A côté de cette révélation sur les acteurs intermédiaires des circuits-longs, cette pénurie montre la solidité et la clarté des circuits-courts. L'éleveur beurrier du  marché, du drive fermier, de l'amap, a du beurre et si parfois il en manque maintenant c'est que les clients habituels du supermarché sont venus frapper pour une fois à sa porte. Et lui, s'il n'en a plus, il en est désolé, c'est parce qu'il a tout vendu, et non parce qu'il est en train de négocier pour l'envoyer à haut prix se faire tartiner à l'autre bout du monde. Un rapport simple et vrai à l'échange commercial.

Autre point : cette pénurie a fait réfléchir le client de supermarché à son alimentation. Il n'y pas de beurre, qu'est-ce que je fais? Il n'y a pas ma marque de beurre. Laquelle je prends? Il n'y en a pas dans mon supermarché habituel. Où vais-je? Bien sûr, la pénurie passée (ce qui commence à être le cas : la négociation des prix sur l'année prochaine a dû inclure la sortie de crise et la fin d'année), chacun retrouve son supermarché, sa marque de beurre dans son rayon mais pendant un moment la pénurie a poussé les clients à réfléchir sur leur acte d'achat. Or le système de la grande surface repose sur le fait que l'on ne doit pas réfléchir : on suit un circuit imposé passant par les rayons inutiles pour finir par ceux dont on a besoin poussant ainsi à l'achat pulsion t inutile sur lequel le supermarché fait son beurre. On passe aux mêmes endroits prendre les mêmes produits sauf si quelques pubs ou promos guident notre main. La pénurie a suspendu ce manège même pour un temps court.

Enfin cette pénurie a fait ressentir que l'alimentation était importante. La plaquette de beurre n'est pas vitale, on peut s'en passer mais quand il n'y en a pas, elle manque. Ce manque alimentaire dans un monde où l'offre est toujours là pour qu'on puisse acheter est stupéfiant, sidérant comme le montre cette image de deux clients perdus. Dans notre société du supermarché, le manque alimentaire existe mais il vient du client : ça m'est proposé mais je ne peux me le payer. D'ailleurs notre monde fonctionne sur cette frustration de ne pouvoir avoir ce qui est proposé. Là c'est l'inverse : je peux l'acheter car une plaquette de beurre ne coute pas grand-chose mais il n'y en a pas.
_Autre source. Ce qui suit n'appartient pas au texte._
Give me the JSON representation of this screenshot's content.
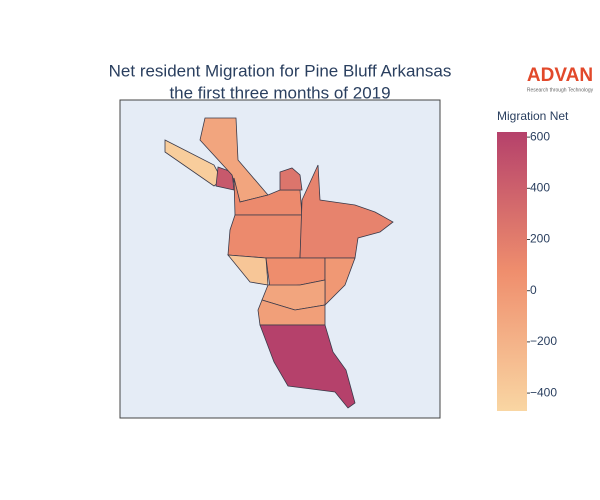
{
  "title": [
    "Net resident Migration for Pine Bluff Arkansas",
    "the first three months of 2019"
  ],
  "logo": {
    "name": "ADVAN",
    "tagline": "Research through Technology"
  },
  "chart_data": {
    "type": "choropleth",
    "regions": [
      -400,
      450,
      -100,
      100,
      250,
      100,
      150,
      -350,
      80,
      0,
      -100,
      -50,
      620
    ],
    "colorbar": {
      "title": "Migration Net",
      "lim": [
        -470,
        620
      ],
      "ticks": [
        600,
        400,
        200,
        0,
        {
          "value": -200,
          "label": "−200"
        },
        {
          "value": -400,
          "label": "−400"
        }
      ],
      "colors": [
        "#f9d6a3",
        "#ef8e6d",
        "#b5416b"
      ]
    }
  }
}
Bizarrement, cette crise remet le monde à l'endroit après 50 ans de supermarché. Un produit alimentaire peut manquer, c'est normal : la cerise manque 9 mois par an, la tomate 6 mois, le fromage de chèvre frais 3 mois... A l'opposé, le modèle du supermarché, l'offre infinie pour un achat potentiel est une aberration puisqu'elle fonctionne sur le gaspillage de ce qui n'a pas été acheté et sur un système agroalimentaire qui ne tient pas compte des saisons, des producteurs, des consommateurs.